No soy una asesina

Eugenia estuvo lavando la ropa por largo rato, no le pesaba el oficio diario, pero ese sábado cargaba un gran apuro. Debía salir de casa antes de las 4pm para que nadie notara su ausencia y pudiera hacérsele posible llegar antes del anochecer que es cuando toda la familia llega a comer lo que ella prepara. Mientras se le deshace el jabón entre las manos y la ropa que enjuaga, Eugenia reconoce el dolor de vientre que provocan los embarazos y los mareos que van y vienen confundiéndolo todo. Sube su pie izquierdo a la altura de la ingle derecha para relajar el vientre, ahí se apoya y se mece un rato. Sabe, reconoce, que vuelve a estar embarazada. Lo sabe desde hace días que sus pezones se tornaron violáceos, se hincharon y su cadera se siente pesada. Lo sabe.

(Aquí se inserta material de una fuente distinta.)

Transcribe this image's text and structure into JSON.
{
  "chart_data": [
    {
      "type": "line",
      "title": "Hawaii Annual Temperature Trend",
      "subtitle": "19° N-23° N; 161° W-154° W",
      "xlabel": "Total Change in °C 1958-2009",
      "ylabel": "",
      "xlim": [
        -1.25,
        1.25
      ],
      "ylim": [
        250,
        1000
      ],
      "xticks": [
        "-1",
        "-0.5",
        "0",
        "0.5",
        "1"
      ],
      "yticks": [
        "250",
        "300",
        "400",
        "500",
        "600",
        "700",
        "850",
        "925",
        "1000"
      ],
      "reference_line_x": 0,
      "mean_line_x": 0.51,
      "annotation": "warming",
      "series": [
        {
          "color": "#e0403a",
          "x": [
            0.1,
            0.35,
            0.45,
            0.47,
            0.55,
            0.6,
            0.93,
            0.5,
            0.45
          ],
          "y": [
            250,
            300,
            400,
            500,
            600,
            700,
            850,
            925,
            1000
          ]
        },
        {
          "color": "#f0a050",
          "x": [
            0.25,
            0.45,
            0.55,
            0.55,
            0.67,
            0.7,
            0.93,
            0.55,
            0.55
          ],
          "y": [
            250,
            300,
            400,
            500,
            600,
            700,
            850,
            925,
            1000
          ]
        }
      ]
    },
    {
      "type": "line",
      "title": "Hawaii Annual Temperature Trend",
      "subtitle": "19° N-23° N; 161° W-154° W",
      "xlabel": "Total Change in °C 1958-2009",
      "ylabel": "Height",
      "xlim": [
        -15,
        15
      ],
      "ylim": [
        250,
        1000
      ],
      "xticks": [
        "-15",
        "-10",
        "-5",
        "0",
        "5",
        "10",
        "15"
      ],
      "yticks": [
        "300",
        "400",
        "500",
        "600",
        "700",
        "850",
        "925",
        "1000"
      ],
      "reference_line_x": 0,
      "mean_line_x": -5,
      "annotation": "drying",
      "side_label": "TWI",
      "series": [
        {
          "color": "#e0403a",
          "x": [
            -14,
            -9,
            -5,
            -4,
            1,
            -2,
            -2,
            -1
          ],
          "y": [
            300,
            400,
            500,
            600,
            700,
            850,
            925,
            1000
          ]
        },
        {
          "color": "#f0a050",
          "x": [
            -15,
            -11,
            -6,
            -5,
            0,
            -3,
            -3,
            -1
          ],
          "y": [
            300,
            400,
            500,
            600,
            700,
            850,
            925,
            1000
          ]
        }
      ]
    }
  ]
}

Eugenia tuvo que ser madre muy joven, era lo que “le tocaba”. Hoy, a sus 36 años, tiene cinco hijos que para los provida no es importante saber de quiénes son ni cómo viven, mucho menos les interesa saber cómo crecieron ni cómo fueron concebidos; a los que defienden la vida a muerte no les interesa saber cómo transcurrieron los 20 años de Eugenia con cinco bocas que alimentar y procurar. Hagámonos los ciegos, los sordos, no nos importa saber de quiénes son los cinco hijos de Eugenia en este texto.  Ella lo sabe, lo recuerda, palpa cada momento en su recuerdo, también sabe qué problemas tuvo que enfrentar con cada hijo, nosotros no, no acostumbramos a preguntar eso en las conversaciones sociales, lo que importa es saber cuánto pesaron al nacer, cuánta leche les dio la mamá, qué van a ser de grandes y lo bonitos que salen en las fotos. ¿Van a estudiar? ¿Van a trabajar? ¿Van a tener una vida? ¿Quién lo sabe? ¿Los que se oponen al aborto legal lo saben? Saben que es muy probable que no estudien, ni trabajen, ni figuren en ninguna estadística porque lo que defienden es la acción “natural” de quedar embarazada, de parir, de criar, de amamantar, de cuidar niños y jóvenes, no importa si esa acción inició a la fuerza, con un desconocido, con el padre, con el hermano, con el vecino, con el novio, con el esposo, con el del transporte público, con el de la esquina. No saben si a Eugenia la golpearon hasta dejarla inconsciente en un matorral cerca de su escuela secundaria cuando era una adolescente, tampoco se sabe si fue porque quiso tener placer con su pareja, nadie sabe si quien le introdujo el pene a Eugenia esas cinco veces hasta dejarla embarazada se iba a encargar de su responsabilidad paterna. Esa responsabilidad no importa.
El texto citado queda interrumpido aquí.